A STARK warning has been handed out to rural communities in Suffolk as the guillotine of public spending cuts falls.

A STARK warning has been handed out to rural communities in Suffolk as the guillotine of public spending cuts falls.

Villages face a bleak future as housing is set to price out all but the wealthiest and rural wages will continue to lag by as much as 20% behind urban averages, the new report by the Rural Coalition (RC) warns.

Entitled The Rural Challenge, the report calls on the Government to deliver on its Big Society vision by empowering local people to shape their own rural communities.

The RC has warned that unless radical action is taken to secure their future, rural villages, like those which dot the Suffolk countryside, are at risk of “dying”.

Billed as “a blueprint for the big society in small places” the report sets out detailed propositions for taking on five key challenges facing the countryside – meeting rural housing needs, building thriving economies, delivering good rural services, creating flourishing market towns and empowering local communities.

The chairman of the coalition, Matthew Taylor, formerly Liberal Democrat MP for Truro and St Austell, said that without change and a commitment to take action the countryside “is becoming part dormitory, part theme park and part retirement home”.
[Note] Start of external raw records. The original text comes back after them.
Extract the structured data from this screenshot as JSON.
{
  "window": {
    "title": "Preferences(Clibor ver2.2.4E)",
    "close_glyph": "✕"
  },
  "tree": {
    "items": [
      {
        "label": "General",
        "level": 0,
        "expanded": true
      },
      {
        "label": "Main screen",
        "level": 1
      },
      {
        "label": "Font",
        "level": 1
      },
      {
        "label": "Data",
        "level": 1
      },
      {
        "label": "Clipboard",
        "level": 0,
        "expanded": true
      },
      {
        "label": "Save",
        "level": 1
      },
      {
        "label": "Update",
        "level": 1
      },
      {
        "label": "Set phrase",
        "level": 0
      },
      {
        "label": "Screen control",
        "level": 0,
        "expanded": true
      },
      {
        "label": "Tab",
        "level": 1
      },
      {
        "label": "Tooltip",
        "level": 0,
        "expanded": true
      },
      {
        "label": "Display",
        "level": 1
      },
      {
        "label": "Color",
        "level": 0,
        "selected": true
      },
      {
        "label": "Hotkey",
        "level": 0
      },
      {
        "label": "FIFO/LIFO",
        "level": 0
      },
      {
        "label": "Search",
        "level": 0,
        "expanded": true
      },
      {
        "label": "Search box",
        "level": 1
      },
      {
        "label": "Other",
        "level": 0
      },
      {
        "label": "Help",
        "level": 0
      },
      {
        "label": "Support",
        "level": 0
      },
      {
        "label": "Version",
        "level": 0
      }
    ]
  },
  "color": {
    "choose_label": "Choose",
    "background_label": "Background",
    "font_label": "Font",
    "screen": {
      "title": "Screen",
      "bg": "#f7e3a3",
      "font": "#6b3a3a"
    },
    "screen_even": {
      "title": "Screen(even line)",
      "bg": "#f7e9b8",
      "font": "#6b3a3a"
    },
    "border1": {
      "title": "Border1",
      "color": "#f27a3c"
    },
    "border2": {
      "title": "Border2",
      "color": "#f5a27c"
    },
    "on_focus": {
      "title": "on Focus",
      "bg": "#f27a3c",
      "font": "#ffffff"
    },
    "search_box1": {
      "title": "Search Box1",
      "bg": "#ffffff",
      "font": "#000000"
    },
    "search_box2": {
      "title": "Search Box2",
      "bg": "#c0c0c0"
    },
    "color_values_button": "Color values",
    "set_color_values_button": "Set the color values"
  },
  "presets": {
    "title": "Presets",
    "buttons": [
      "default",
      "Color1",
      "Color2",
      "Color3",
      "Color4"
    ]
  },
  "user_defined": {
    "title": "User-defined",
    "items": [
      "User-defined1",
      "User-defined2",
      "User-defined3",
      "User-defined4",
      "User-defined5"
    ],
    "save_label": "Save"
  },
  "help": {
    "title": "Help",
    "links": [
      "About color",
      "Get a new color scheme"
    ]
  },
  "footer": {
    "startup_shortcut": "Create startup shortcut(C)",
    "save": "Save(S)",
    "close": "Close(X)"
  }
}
He said: “We need a fundamental change of approach at both national and local levels to give rural communities a more sustainable future.

“The Rural Coalition believes the Government’s commitment to localism and the big society opens the door to those reforms – but as yet there is a very real risk that in practice cuts will fall heaviest in rural communities which may lose services altogether, and opportunities will be missed to make rural communities prosper.

“For 50 years or more, policy has undervalued the countryside and failed to meet the needs of rural communities. The result is starkly apparent – rural communities have become increasingly less sustainable and less self-sufficient.”

By letting communities seize the initiative the RC believes rural areas can survive and prosper.

The report criticises the Government’s proposals for referendums on their plans for ‘Right to Build’ which would require 90% community support before new, small-scale development can go ahead in villages.

The RC says the requirement could destroy the proposals and create long-lasting conflict within communities, bringing local planning to a halt.

Instead they propose elected parish councils, empowered by a community-led plan, should be able to initiate small community-led developments within a reinvigorated and localised planning system designed to meet local needs and in keeping with the village.

It also advocates the Government back the community ownership of shops, post offices, broadband hubs, sustainable energy and local community transport – as innovative local alternatives in the face of the public spending cuts, by sharing some of the savings with rural communities.

And in a bid to tackle the rural affordable housing crisis the report proposes that by allowing local councils to keep the money raised from selling council houses, authorities will be freed to help address the urgent need for new housing for young families and low-income households.

Country Land and Business Association vice-president Henry Robinson said new businesses must be encouraged to provide new sources of income and boost employment and called for a more positive approach to rural planning.

He said: “Some rural communities have become unsustainable because of a negative approach to development. The planning system has been used as a brake on appropriate and much-needed development in the misplaced belief that this supports communities and the environment.”